– Что-что? – глаза Лилички заметно округляются.
– А что? Нет, ну смотри, от нас же все для продолжения уже готово. План последних глав я окончу через пару дней. Мише и Люде нужна будет максимум неделя, чтобы дописать, и вычитать куски друг друга… И все. Понимаешь? От нас больше ничего не требуется. В издательство Людмила сама все отвезет, она ведь отлично контачит с их ребятами. Там проведут все орфо и прочие вычитки. Если что серьезное – нам позвонят. Ну, правда, ну, какой смысл нам с тобой сидеть и высиживать эту корректуру. В издательстве и без нас прекрансо справятся. А мы рванем куда-нибудь в отпуск. Ну, хоть на десять дней, а? Приедем – а книга уже всем тиражом на складе… Давай в Болгарию? Я там не была никогда, но говорят –здорово… Ох, нагуляемся, ох, начудим… Только у Геннадия гонорары мои выбей, хорошо?
– Вот это новость… Мне как-то в голову не приходило, что ты хочешь в отпуск… – Лиличка недоверчиво смотрит на меня. – Устала?
– Страшно! Хочу беззаботности, хочу веселиться, хочу… Ой, чего я только не хочу, но никак не торчания в городе. Слушай, мы имеем право на отпуск в перерыве между окончанием текста и началом шумихи вокруг него! Имеем!
Ничего определенного Лиличка не говорит.
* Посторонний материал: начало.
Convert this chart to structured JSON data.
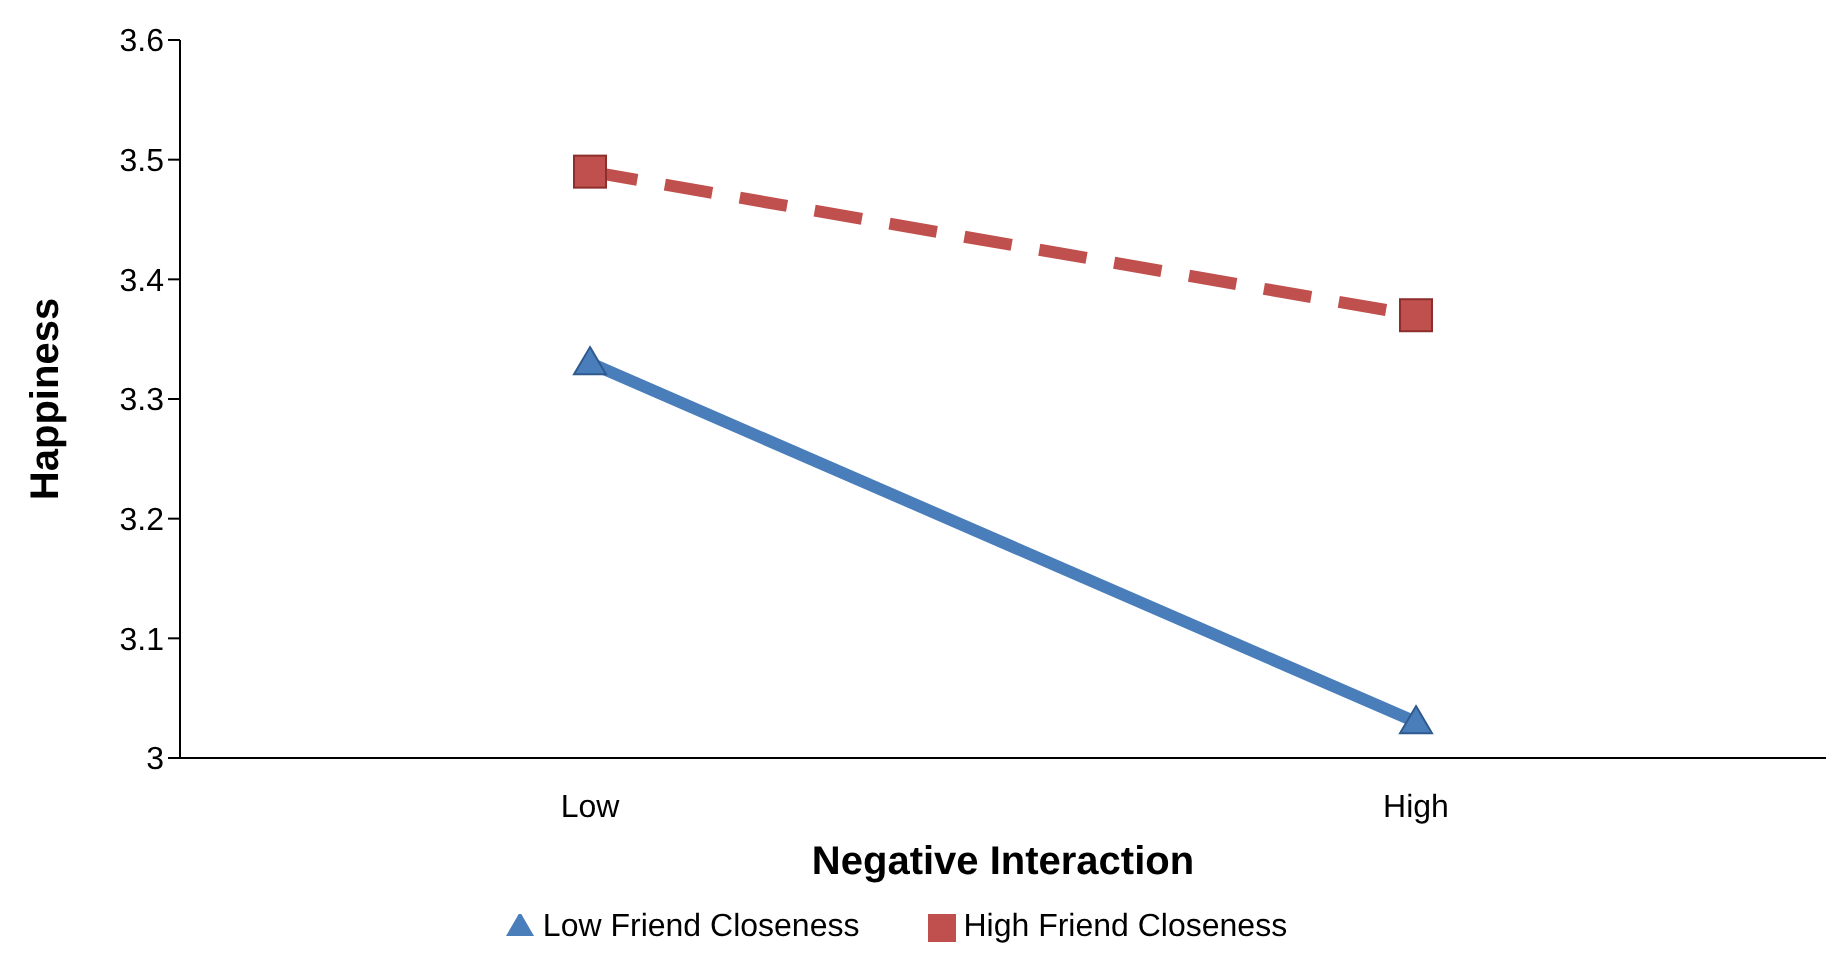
{
  "chart_data": {
    "type": "line",
    "xlabel": "Negative Interaction",
    "ylabel": "Happiness",
    "categories": [
      "Low",
      "High"
    ],
    "series": [
      {
        "name": "Low Friend Closeness",
        "color": "#4a7ebb",
        "values": [
          3.33,
          3.03
        ],
        "marker": "triangle",
        "line_style": "solid"
      },
      {
        "name": "High Friend Closeness",
        "color": "#c0504d",
        "values": [
          3.49,
          3.37
        ],
        "marker": "square",
        "line_style": "dashed"
      }
    ],
    "ylim": [
      3,
      3.6
    ],
    "yticks": [
      3,
      3.1,
      3.2,
      3.3,
      3.4,
      3.5,
      3.6
    ],
    "grid": false,
    "legend": "bottom"
  }
}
Обещает подумать, все прикидывает и прикидывает в голове, где я собираюсь ее кинуть, и можно ли действительно согласиться на мое предложение. Поначалу прикидывает молча, потом начинает делиться соображениями. А еще позже – это уже будучи глубоко не в себе, от преподнесенных «угощений», – Лиличка впадает в форменную истерику. Выясняется, что церберша моя тоже не железная, что она тоже страшно измоталась, что она тоже хочет жить… Обе мы уже изрядно не в себе. Лиличка – совершенно, а я – приблизительно.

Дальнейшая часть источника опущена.